His post and recommendations were in response to an inquiry by a reader:
My reason for writing today is related to your views on economics. I have been sceptical of Keynesian economics ever since I went to university (at the LSE, no less- one of the chief incubators of both Keynesian and Austrian thinking), and my move to America for graduate school, along with recent events, have only contributed to my growing distrust and dislike of an over-mighty and overly large public sector. After doing some reading, it appears to me that only Austrian economics seems capable of predicting, understanding, and- crucially- solving financial crises, panics, manias, and bubbles. As such, I would like to explore a more rigourous and thorough analysis of Austrian economic theory. Therefore, would you be able to recommend a list of 5-10 books that you believe all prospective Austrian economists should read? The universe of Austrian economic literature is vast; a starting point would be useful.
Here is his post with links to the PDF downloads.
And since I’m sure that someone might claim that Austrian economic philosophy is dead, since they’ve dismissed it before, it will be instructive to read Vox Day’s reply to Paul Krugman’s criticism of the Austrian model as Krugman has dismissed the Austrian theory in similar fashion.

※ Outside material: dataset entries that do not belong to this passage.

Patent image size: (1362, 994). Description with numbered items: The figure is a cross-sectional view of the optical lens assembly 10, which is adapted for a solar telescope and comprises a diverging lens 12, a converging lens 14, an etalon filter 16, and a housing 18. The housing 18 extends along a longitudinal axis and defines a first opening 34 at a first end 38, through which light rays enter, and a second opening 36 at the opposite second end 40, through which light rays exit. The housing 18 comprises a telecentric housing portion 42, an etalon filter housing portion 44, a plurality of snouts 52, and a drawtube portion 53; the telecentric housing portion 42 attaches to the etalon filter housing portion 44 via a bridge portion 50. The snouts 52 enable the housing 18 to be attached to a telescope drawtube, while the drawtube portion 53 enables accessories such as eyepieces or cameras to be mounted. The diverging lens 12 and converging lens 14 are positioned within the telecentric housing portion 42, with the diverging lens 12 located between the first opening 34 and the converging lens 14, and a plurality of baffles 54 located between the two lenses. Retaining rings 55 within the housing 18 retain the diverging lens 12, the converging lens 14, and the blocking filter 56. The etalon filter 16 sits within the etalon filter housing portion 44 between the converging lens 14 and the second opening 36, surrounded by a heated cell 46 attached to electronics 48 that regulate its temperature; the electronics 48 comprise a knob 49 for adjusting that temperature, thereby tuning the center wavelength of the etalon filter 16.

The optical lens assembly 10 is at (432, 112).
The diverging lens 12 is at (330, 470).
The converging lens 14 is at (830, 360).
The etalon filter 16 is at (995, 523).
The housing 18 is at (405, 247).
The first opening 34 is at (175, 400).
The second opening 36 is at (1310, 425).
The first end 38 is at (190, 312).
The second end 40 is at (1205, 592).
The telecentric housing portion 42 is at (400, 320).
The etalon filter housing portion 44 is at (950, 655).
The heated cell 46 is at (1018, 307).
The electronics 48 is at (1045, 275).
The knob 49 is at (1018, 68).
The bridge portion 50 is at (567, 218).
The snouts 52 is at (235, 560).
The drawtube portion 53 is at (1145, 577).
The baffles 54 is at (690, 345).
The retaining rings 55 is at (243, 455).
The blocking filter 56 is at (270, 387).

It does have an entertaining start:
A Keynesian who rejects the Austrian theory of the business cycle is no more credible than an alcoholic who doesn't believe in hangovers or a rocket scientist who doesn't believe in gravity. (source)
As Vox Day points out in scathing fashion, it’s rather pathetic that a Nobel Prize winner would so misunderstand what he is trying to criticize.
In what may be dangerous for this country, such misunderstanding of economic matters seems endemic to the Obama administration. But then a question comes to mind. Is it really just an intellectual failure and therefore correctable, or rather, a deep-seated animosity to free markets and a natural inclination towards more control and government that is more intrusive, facts and evidence be damned?